Setting up dynamic batching for LLM
Dynamic batching combines multiple parallel queries into a single forward pass through the GPU. This is a key mechanism for high LLM throughput: the GPU is parallel and processes matrix multiplications more efficiently for large batches.
Why batching is critical for LLM
GPU A100 80GB at batch=1: ~30 tokens/sec for Llama-3-8B. At batch=16: ~300 tokens/sec (10x). At batch=64: ~900 tokens/sec (30x). There's no linear increase (overhead), but the gain is significant.
Without batching, with 100 concurrent users, each request is processed sequentially, resulting in hundreds of seconds of latency. With continuous batching, all requests are processed in parallel, resulting in seconds.
Continuous (In-flight) Batching in vLLM
vLLM implements continuous batching automatically:
# Ключевые параметры batching
python -m vllm.entrypoints.openai.api_server \
--model meta-llama/Llama-3-8b-instruct \
--max-num-seqs 256 \ # максимальный concurrent batch
--max-num-batched-tokens 32768 \ # токены в одном forward pass
--scheduler-delay-factor 0.5 \ # задержка перед scheduling (для лучшей группировки)
--use-v2-block-manager \ # улучшенный менеджер памяти
--enable-chunked-prefill # чанкинг длинных prefill запросов
Chunked prefill: A long prefill (4K token system prompt) is split into chunks, which does not block the decoding of other requests:
--enable-chunked-prefill
--max-num-batched-tokens 8192 # max токенов в чанке
Setting up dynamic batching in TensorRT-LLM / Triton
# tensorrt_llm/config.pbtxt
parameters {
key: "max_tokens_in_paged_kv_cache"
value: { string_value: "40000" } # суммарный KV-кеш для всех sequences
}
parameters {
key: "batch_scheduler_policy"
value: { string_value: "guaranteed_no_evict" } # не вытесняем начатые запросы
}
parameters {
key: "executor_static_batch_size"
value: { string_value: "-1" } # -1 = dynamic batch
}
Manual implementation of batching
If you use your own inference server:
import asyncio
from dataclasses import dataclass
from collections import deque
import time
@dataclass
class PendingRequest:
id: str
prompt: str
max_tokens: int
future: asyncio.Future
enqueued_at: float
class DynamicBatchInferenceServer:
def __init__(
self,
model,
max_batch_size: int = 64,
max_wait_ms: float = 20.0, # ждём 20ms для набора батча
max_tokens_per_batch: int = 16384
):
self.model = model
self.max_batch_size = max_batch_size
self.max_wait_ms = max_wait_ms
self.max_tokens_per_batch = max_tokens_per_batch
self.queue: deque[PendingRequest] = deque()

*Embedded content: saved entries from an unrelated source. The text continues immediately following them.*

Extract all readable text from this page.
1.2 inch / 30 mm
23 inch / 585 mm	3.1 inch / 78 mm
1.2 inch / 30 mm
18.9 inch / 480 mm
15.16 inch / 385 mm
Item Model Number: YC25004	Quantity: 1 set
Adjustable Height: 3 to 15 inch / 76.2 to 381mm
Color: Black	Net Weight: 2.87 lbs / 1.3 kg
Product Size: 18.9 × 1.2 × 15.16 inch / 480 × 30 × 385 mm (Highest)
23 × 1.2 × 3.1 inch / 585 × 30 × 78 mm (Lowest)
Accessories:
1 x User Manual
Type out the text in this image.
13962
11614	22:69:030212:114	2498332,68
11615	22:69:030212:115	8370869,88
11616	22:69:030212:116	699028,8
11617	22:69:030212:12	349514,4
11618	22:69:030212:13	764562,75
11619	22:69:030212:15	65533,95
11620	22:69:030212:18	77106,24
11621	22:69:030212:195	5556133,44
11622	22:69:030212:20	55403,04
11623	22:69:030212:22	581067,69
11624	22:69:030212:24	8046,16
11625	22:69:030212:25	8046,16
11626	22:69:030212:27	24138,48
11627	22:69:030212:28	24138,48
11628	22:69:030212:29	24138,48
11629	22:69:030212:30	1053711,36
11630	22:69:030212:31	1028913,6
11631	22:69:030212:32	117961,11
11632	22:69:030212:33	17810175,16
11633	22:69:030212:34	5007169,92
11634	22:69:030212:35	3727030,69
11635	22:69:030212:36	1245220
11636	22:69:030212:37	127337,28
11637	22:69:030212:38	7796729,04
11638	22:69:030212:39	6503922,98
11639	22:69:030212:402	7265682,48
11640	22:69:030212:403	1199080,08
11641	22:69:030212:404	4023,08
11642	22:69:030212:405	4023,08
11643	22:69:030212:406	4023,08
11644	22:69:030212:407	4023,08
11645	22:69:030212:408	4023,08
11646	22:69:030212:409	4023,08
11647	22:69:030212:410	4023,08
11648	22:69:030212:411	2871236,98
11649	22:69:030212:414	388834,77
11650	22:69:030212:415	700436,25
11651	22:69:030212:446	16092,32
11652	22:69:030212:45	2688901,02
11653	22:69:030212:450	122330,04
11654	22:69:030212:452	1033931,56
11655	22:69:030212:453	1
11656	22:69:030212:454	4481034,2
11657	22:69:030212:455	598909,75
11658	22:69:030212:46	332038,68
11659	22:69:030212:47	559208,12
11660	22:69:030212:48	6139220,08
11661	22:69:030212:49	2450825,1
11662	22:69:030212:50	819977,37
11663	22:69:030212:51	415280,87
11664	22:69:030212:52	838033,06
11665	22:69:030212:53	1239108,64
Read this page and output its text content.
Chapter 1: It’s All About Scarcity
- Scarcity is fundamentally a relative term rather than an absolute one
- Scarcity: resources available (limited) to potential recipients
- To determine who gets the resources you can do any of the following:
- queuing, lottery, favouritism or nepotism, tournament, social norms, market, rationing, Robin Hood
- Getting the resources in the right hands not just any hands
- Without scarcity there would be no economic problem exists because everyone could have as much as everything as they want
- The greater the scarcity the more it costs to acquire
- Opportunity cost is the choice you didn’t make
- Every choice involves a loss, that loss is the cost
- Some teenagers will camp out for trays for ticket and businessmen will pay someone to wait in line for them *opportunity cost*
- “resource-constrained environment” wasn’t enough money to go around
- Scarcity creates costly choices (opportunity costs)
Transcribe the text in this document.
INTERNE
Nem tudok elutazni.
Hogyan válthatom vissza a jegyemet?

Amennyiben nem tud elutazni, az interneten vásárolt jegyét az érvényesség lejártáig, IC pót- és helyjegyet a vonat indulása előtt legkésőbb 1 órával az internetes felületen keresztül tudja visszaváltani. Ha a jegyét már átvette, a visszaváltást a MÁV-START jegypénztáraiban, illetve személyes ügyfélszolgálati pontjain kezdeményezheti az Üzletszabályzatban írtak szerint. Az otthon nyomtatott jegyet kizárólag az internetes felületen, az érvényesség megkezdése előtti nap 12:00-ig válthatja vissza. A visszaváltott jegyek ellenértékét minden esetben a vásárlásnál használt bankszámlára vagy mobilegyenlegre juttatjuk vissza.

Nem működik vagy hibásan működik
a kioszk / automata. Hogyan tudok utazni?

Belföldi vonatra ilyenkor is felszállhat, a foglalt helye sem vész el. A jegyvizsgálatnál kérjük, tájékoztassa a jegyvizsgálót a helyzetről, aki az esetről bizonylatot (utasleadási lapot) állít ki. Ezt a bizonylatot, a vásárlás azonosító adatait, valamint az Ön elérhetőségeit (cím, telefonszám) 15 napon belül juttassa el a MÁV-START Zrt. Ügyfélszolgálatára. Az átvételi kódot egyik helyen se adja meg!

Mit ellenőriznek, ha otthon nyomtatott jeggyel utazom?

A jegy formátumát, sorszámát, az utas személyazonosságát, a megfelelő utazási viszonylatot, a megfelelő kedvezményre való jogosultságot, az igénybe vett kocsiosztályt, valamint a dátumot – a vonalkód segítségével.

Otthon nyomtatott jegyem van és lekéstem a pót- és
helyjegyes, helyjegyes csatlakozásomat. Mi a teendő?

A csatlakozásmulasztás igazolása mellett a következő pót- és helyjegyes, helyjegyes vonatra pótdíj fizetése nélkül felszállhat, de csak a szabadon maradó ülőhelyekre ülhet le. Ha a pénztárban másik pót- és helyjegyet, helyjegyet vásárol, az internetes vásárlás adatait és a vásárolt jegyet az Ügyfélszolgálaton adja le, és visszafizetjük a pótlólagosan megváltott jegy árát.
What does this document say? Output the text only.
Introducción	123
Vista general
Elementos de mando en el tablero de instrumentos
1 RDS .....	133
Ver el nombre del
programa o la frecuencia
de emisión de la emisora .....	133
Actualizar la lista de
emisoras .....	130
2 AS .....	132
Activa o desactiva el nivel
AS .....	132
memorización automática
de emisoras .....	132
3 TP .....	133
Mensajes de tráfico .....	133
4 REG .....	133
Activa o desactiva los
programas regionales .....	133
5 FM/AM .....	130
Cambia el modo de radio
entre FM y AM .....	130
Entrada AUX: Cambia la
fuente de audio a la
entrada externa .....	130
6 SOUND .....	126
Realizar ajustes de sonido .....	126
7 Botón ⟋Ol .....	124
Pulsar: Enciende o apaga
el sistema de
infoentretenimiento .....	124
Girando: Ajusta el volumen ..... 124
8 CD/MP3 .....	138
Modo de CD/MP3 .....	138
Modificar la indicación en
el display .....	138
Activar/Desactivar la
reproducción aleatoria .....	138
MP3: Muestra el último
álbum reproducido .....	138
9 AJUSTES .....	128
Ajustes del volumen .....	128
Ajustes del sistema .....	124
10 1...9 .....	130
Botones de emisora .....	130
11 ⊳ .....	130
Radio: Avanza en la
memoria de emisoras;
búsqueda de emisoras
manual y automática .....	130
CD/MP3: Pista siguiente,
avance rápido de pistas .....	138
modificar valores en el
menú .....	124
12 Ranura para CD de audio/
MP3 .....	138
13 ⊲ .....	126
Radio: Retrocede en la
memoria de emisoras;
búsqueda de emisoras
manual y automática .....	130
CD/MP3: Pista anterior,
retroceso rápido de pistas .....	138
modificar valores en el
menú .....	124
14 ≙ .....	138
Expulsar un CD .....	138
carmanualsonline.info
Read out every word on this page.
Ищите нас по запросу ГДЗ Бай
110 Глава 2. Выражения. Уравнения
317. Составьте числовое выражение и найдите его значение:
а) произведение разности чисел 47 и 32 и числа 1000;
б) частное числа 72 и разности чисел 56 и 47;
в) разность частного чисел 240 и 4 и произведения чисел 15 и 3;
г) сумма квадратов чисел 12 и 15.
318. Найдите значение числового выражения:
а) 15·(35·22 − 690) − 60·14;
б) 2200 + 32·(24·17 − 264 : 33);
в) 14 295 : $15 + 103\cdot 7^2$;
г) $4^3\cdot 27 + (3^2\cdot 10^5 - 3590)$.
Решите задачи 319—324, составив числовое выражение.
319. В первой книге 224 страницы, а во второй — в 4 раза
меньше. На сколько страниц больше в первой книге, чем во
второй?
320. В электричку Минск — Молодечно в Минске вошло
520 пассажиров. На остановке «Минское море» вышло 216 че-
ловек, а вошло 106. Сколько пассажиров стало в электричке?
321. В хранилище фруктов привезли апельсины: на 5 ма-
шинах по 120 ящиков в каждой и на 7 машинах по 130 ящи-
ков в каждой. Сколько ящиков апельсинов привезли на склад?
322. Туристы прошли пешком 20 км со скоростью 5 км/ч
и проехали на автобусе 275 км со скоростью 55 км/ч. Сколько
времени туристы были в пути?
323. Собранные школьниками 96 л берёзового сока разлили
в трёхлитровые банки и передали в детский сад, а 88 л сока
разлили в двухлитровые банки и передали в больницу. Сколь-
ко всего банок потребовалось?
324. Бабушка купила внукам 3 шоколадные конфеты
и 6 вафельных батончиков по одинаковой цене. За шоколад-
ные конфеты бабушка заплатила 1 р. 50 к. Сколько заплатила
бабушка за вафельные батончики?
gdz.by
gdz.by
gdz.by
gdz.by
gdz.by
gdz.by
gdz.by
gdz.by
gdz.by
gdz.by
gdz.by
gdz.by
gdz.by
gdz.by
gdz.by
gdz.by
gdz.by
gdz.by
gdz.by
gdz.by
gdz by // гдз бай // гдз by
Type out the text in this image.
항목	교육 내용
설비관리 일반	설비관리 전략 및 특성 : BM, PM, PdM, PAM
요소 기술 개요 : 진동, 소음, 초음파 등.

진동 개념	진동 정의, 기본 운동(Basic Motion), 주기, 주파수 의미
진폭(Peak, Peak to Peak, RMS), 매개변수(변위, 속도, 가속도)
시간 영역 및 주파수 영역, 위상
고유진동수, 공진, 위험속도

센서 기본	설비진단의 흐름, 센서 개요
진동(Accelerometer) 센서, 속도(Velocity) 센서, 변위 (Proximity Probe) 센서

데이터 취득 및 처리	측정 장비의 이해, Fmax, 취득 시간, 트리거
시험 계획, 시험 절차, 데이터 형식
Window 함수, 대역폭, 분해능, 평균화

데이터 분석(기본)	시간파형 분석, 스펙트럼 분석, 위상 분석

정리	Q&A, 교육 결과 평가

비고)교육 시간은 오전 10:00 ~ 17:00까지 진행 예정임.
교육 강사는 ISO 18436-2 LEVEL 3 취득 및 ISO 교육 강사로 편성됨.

self.lock = asyncio.Lock()
self._batch_worker_task = None
async def start(self):
self._batch_worker_task = asyncio.create_task(self._batch_worker())
async def predict(self, prompt: str, max_tokens: int = 512) -> str:
future = asyncio.get_event_loop().create_future()
request = PendingRequest(
id=str(time.time()),
prompt=prompt,
max_tokens=max_tokens,
future=future,
enqueued_at=time.time()
)
async with self.lock:
self.queue.append(request)
return await future
async def _batch_worker(self):
while True:
await asyncio.sleep(self.max_wait_ms / 1000)
async with self.lock:
if not self.queue:
continue
# Формируем батч
batch: list[PendingRequest] = []
total_tokens = 0
while (self.queue
and len(batch) < self.max_batch_size
and total_tokens + self.queue[0].max_tokens <= self.max_tokens_per_batch):
req = self.queue.popleft()
batch.append(req)
total_tokens += len(req.prompt.split()) + req.max_tokens
if not batch:
continue
# Инференс батча
prompts = [req.prompt for req in batch]
max_tokens_list = [req.max_tokens for req in batch]
try:
outputs = self.model.generate_batch(prompts, max(max_tokens_list))
for req, output in zip(batch, outputs):
if not req.future.done():
req.future.set_result(output)
except Exception as e:
for req in batch:
if not req.future.done():
req.future.set_exception(e)
Batching monitoring
vllm:num_requests_running # запросов в активном батче
vllm:num_requests_waiting # запросов в очереди
vllm:avg_prompt_throughput_toks_per_s # tokens/s для prefill
vllm:avg_generation_throughput_toks_per_s # tokens/s для decode
The optimal batch size for a specific GPU is determined through benchmarking: we run a load test with different numbers of concurrent users and measure the throughput vs. latency trade-off.